Le ratio dette/PIB des États-Unis est également bien supérieur à celui des années 1970, ce qui limite le montant des mesures de relance budgétaire pouvant être utilisées pour alimenter la croissance économique. En outre, la zone euro a déjà montré des signes de contraction et de récession, avec un secteur industriel en grande difficulté.
Toutefois, un assouplissement de la politique monétaire pour soutenir la croissance pourrait être hors de question étant donné la rigidité de l’inflation.
4. Des taux encore élevés ?
Il est difficile de dire quand la Fed devrait commencer à assouplir sa politique monétaire, surtout si l’inflation reste supérieure à 2 %. Plus l’inflation se rapproche de son objectif, plus les marchés exercent une pression sur la Fed pour qu’elle réduise les taux d’intérêt, car les coûts d’emprunt plus élevés pèsent sur les prix des actifs.

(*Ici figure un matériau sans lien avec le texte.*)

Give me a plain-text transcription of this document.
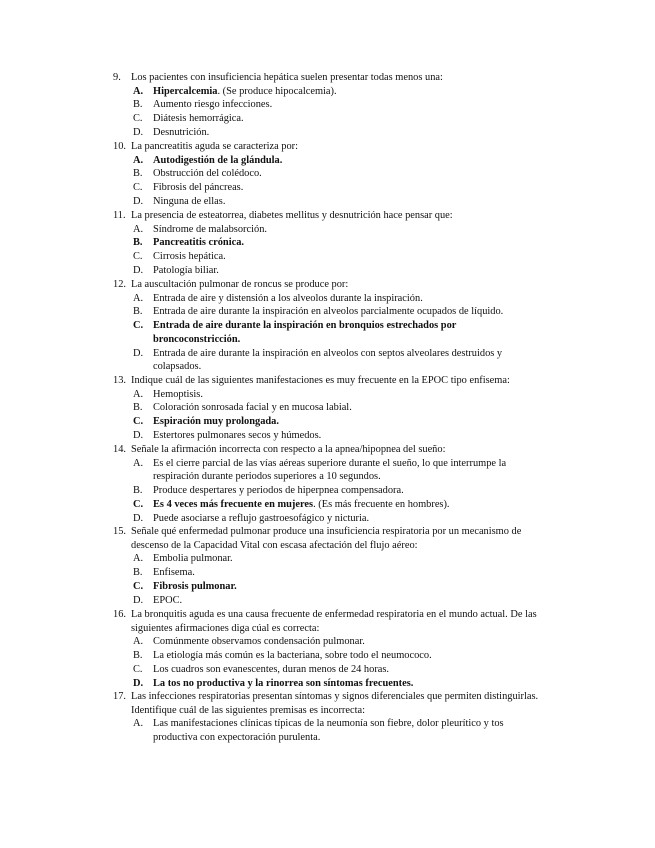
9. Los pacientes con insuficiencia hepática suelen presentar todas menos una:
A. Hipercalcemia. (Se produce hipocalcemia).
B. Aumento riesgo infecciones.
C. Diátesis hemorrágica.
D. Desnutrición.
10. La pancreatitis aguda se caracteriza por:
A. Autodigestión de la glándula.
B. Obstrucción del colédoco.
C. Fibrosis del páncreas.
D. Ninguna de ellas.
11. La presencia de esteatorrea, diabetes mellitus y desnutrición hace pensar que:
A. Síndrome de malabsorción.
B. Pancreatitis crónica.
C. Cirrosis hepática.
D. Patología biliar.
12. La auscultación pulmonar de roncus se produce por:
A. Entrada de aire y distensión a los alveolos durante la inspiración.
B. Entrada de aire durante la inspiración en alveolos parcialmente ocupados de líquido.
C. Entrada de aire durante la inspiración en bronquios estrechados por broncoconstricción.
D. Entrada de aire durante la inspiración en alveolos con septos alveolares destruidos y colapsados.
13. Indique cuál de las siguientes manifestaciones es muy frecuente en la EPOC tipo enfisema:
A. Hemoptisis.
B. Coloración sonrosada facial y en mucosa labial.
C. Espiración muy prolongada.
D. Estertores pulmonares secos y húmedos.
14. Señale la afirmación incorrecta con respecto a la apnea/hipopnea del sueño:
A. Es el cierre parcial de las vías aéreas superiore durante el sueño, lo que interrumpe la respiración durante periodos superiores a 10 segundos.
B. Produce despertares y periodos de hiperpnea compensadora.
C. Es 4 veces más frecuente en mujeres. (Es más frecuente en hombres).
D. Puede asociarse a reflujo gastroesofágico y nicturia.
15. Señale qué enfermedad pulmonar produce una insuficiencia respiratoria por un mecanismo de descenso de la Capacidad Vital con escasa afectación del flujo aéreo:
A. Embolia pulmonar.
B. Enfisema.
C. Fibrosis pulmonar.
D. EPOC.
16. La bronquitis aguda es una causa frecuente de enfermedad respiratoria en el mundo actual. De las siguientes afirmaciones diga cúal es correcta:
A. Comúnmente observamos condensación pulmonar.
B. La etiología más común es la bacteriana, sobre todo el neumococo.
C. Los cuadros son evanescentes, duran menos de 24 horas.
D. La tos no productiva y la rinorrea son síntomas frecuentes.
17. Las infecciones respiratorias presentan síntomas y signos diferenciales que permiten distinguirlas. Identifique cuál de las siguientes premisas es incorrecta:
A. Las manifestaciones clínicas típicas de la neumonía son fiebre, dolor pleurítico y tos productiva con expectoración purulenta.
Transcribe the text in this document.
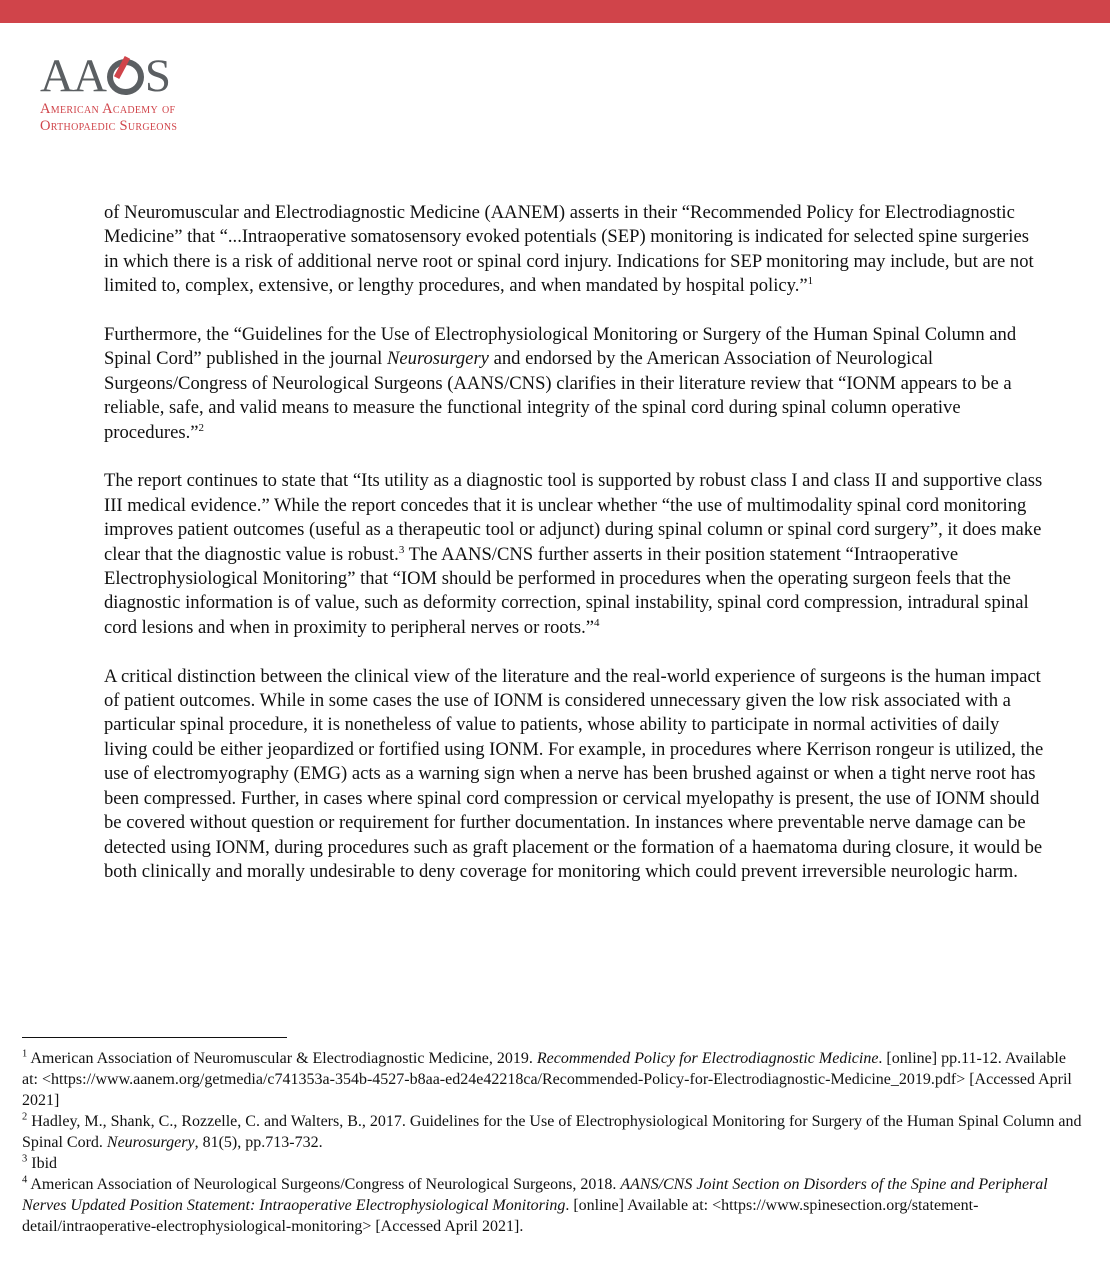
AA S
American Academy of
Orthopaedic Surgeons

of Neuromuscular and Electrodiagnostic Medicine (AANEM) asserts in their “Recommended Policy for Electrodiagnostic Medicine” that “...Intraoperative somatosensory evoked potentials (SEP) monitoring is indicated for selected spine surgeries in which there is a risk of additional nerve root or spinal cord injury. Indications for SEP monitoring may include, but are not limited to, complex, extensive, or lengthy procedures, and when mandated by hospital policy.”$^1$

Furthermore, the “Guidelines for the Use of Electrophysiological Monitoring or Surgery of the Human Spinal Column and Spinal Cord” published in the journal Neurosurgery and endorsed by the American Association of Neurological Surgeons/Congress of Neurological Surgeons (AANS/CNS) clarifies in their literature review that “IONM appears to be a reliable, safe, and valid means to measure the functional integrity of the spinal cord during spinal column operative procedures.”$^2$

The report continues to state that “Its utility as a diagnostic tool is supported by robust class I and class II and supportive class III medical evidence.” While the report concedes that it is unclear whether “the use of multimodality spinal cord monitoring improves patient outcomes (useful as a therapeutic tool or adjunct) during spinal column or spinal cord surgery”, it does make clear that the diagnostic value is robust.$^3$ The AANS/CNS further asserts in their position statement “Intraoperative Electrophysiological Monitoring” that “IOM should be performed in procedures when the operating surgeon feels that the diagnostic information is of value, such as deformity correction, spinal instability, spinal cord compression, intradural spinal cord lesions and when in proximity to peripheral nerves or roots.”$^4$

A critical distinction between the clinical view of the literature and the real-world experience of surgeons is the human impact of patient outcomes. While in some cases the use of IONM is considered unnecessary given the low risk associated with a particular spinal procedure, it is nonetheless of value to patients, whose ability to participate in normal activities of daily living could be either jeopardized or fortified using IONM. For example, in procedures where Kerrison rongeur is utilized, the use of electromyography (EMG) acts as a warning sign when a nerve has been brushed against or when a tight nerve root has been compressed. Further, in cases where spinal cord compression or cervical myelopathy is present, the use of IONM should be covered without question or requirement for further documentation. In instances where preventable nerve damage can be detected using IONM, during procedures such as graft placement or the formation of a haematoma during closure, it would be both clinically and morally undesirable to deny coverage for monitoring which could prevent irreversible neurologic harm.

$^1$ American Association of Neuromuscular & Electrodiagnostic Medicine, 2019. Recommended Policy for Electrodiagnostic Medicine. [online] pp.11-12. Available at: <https://www.aanem.org/getmedia/c741353a-354b-4527-b8aa-ed24e42218ca/Recommended-Policy-for-Electrodiagnostic-Medicine_2019.pdf> [Accessed April 2021]

$^2$ Hadley, M., Shank, C., Rozzelle, C. and Walters, B., 2017. Guidelines for the Use of Electrophysiological Monitoring for Surgery of the Human Spinal Column and Spinal Cord. Neurosurgery, 81(5), pp.713-732.

$^3$ Ibid

$^4$ American Association of Neurological Surgeons/Congress of Neurological Surgeons, 2018. AANS/CNS Joint Section on Disorders of the Spine and Peripheral Nerves Updated Position Statement: Intraoperative Electrophysiological Monitoring. [online] Available at: <https://www.spinesection.org/statement-detail/intraoperative-electrophysiological-monitoring> [Accessed April 2021].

Ce phénomène est amplifié par le fait que le resserrement monétaire fonctionne avec un décalage dans l’économie, ce qui signifie que les hausses de taux décidées il y a 18 mois n’ont peut-être pas encore été ressenties. Tout cela augmente le risque que la Fed réagisse de manière excessive et fasse entrer l’économie en récession, l’une des principales préoccupations des marchés au cours de l’année écoulée.
“Au cours des 18 derniers mois, de nombreux signes prometteurs ont montré qu’un retour aux années 1970 pourrait être évité… mais pour l’instant, il est trop tôt pour savoir clairement ce qui va se passer“, ont averti les stratèges.